Anfrage der Linken in der Bürgerschaft. Die elektronische Gesundheitskarte sorgt weiter für Aufregung. Abendblatt-Bericht enthüllt brisantes Gutachten.

Hamburg/Berlin. Die Debatte um den Datenschutz bei der elektronischen Gesundheitskarte hat ein parlamentarisches Nachspiel.

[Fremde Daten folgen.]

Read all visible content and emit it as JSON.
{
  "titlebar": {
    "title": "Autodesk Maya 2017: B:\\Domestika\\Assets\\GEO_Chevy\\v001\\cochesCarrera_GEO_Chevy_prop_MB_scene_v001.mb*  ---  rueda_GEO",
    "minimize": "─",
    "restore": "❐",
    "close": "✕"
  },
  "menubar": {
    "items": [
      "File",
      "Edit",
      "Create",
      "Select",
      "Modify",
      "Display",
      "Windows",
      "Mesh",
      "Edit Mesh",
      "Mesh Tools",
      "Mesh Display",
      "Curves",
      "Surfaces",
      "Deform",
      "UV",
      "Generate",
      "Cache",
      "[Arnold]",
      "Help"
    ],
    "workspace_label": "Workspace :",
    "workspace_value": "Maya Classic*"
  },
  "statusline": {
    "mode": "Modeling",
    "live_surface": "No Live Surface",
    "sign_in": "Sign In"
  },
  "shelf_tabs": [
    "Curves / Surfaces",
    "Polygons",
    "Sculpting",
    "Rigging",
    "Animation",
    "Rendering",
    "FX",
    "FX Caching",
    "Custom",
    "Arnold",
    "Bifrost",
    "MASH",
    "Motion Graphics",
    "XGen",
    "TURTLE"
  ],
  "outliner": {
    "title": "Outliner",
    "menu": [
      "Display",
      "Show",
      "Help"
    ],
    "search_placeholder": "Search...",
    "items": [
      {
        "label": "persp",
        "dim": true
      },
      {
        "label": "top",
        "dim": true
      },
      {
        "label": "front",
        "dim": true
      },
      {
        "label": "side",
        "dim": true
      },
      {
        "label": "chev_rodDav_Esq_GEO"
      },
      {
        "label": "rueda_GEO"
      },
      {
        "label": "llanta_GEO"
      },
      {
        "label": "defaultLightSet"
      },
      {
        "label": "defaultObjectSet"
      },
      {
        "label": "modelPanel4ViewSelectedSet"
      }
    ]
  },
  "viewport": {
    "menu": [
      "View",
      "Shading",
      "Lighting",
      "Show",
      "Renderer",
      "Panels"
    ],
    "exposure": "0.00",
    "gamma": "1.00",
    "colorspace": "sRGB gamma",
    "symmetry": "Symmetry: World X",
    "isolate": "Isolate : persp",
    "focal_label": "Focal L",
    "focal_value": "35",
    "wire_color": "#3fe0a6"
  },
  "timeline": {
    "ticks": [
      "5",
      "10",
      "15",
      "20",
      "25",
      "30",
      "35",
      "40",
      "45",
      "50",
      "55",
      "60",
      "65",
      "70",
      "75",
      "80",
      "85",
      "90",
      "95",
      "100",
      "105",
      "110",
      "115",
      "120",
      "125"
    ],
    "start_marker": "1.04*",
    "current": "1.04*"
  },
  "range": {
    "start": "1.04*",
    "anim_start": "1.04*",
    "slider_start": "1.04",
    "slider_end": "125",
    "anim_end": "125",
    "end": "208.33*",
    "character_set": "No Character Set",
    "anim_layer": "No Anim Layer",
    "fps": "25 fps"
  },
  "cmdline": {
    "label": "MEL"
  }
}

Die Hamburger Linken-Abgeordnete Kersten Artus (Vizepräsidentin der Bürgerschaft) stellt eine Kleine Anfrage an den Senat, ob ihm das Gutachten der Kassenärztlichen Bundesvereinigung (KBV) bekannt ist. Nach dem Abendblatt-Bericht über das bislang unter Verschluss gehaltene Gutachten ist die e-Card rechtswidrig. Das Foto auf der Gesundheitskarte ist nicht identitätsgeprüft.

Die Karte kann laut juristischer Expertise nicht eingesetzt werden wie geplant und verhindert deshalb auch nicht den Missbrauch. „Treffen die Ergebnisse des Gutachtens zu, reiht sich dieser Vorfall in eine Serie von geldintensiven Pannen ein, die den Weg des gesamte Projekts der elektronischen Gesundheitskarte pflastern“, so Artus zur Begründung.

Der Senat solle beantworten, wie er zu den Ergebnissen des Gutachtens steht und was der Hamburgische Datenschutzbeaufttagte dazu sagt. Laut Abendblatt-Recherchen haben viele Datenschutzexperten sich auf den bisherigen Bundesdatenschutzbeauftragten verlassen.

Peter Schaar hatte jedoch die Bedenken der Experten nicht geteilt. Allerdings liegen bei seiner jetzigen Nachfolgerin Andrea Voßhoff bereits juristische Beschwerden über die Gesundheitskarte vor.

Darunter befindet sich eine Expertise, die auch dem Abendblatt vorliegt. Sie belegt, dass die Karten nachträglich geprüft werden können. Dieses Verfahren würde etwa 700 Millionen Euro kosten, wie einer der Gutachten-Verfasser dem Abendblatt sagte.

Hinter der heftigen Kritik an der Gesundheitskarte vermuten viele die deutsche IT-Branche. Denn tatsächlich würden spezialisierte Softwarehäuser viel verdienen, wenn die Karte neu herausgegeben oder nachbearbeitet werden müsste. Allerdings gehörte der mächtige IT-Verband Bitkom lange zu den Verfechtern der Karte.

Wie interne Mails belegen, hat sich bei der Bitkom die Stimmung gedreht. Auch hier spricht man bereits von Nachbesserungen. Im Gutachten der Ärzte steht mit Verweis auf deutsche Gesetze, dass bei sensiblen medizinischen Daten Sicherheit vor Wirtschaftlichkeit geht.

Die Krankenkassen schieben den Schwarzen Peter den Ärzten zu. Die müssten im Zweifel Karte und Personalausweis prüfen. KBV-Sprecher Roland Stahl sagte empört: „Ein aufwendiger Abgleich kann nicht in die Arztpraxen verlagert werden.“ Außerdem ist auch das gesetzwidrig.

Vorläufig können noch gültige alte Krankenkassenkarten in den Arztpraxen eingelesen werden. Darauf weisen Hamburger Ärzte hin.

Wie die Zukunft der Online-Abfrage aussieht, belegt eine Behandlungsquittung, die ein Hamburger Patient online bei seiner Krankenkasse abfragte. Über Umwege gelangte der Beleg zum Abendblatt. Herzprobleme stehen da, Fettleibigkeit, anhaltende Arztbesuche, eine psychische Erkrankung. Alles aufgelistet mit Diagnose, Datum der Behandlung, Arzt und was es kostet. Die Krankenkassen versichern, dass diese Daten ausschließlich der Patient einsehen kann.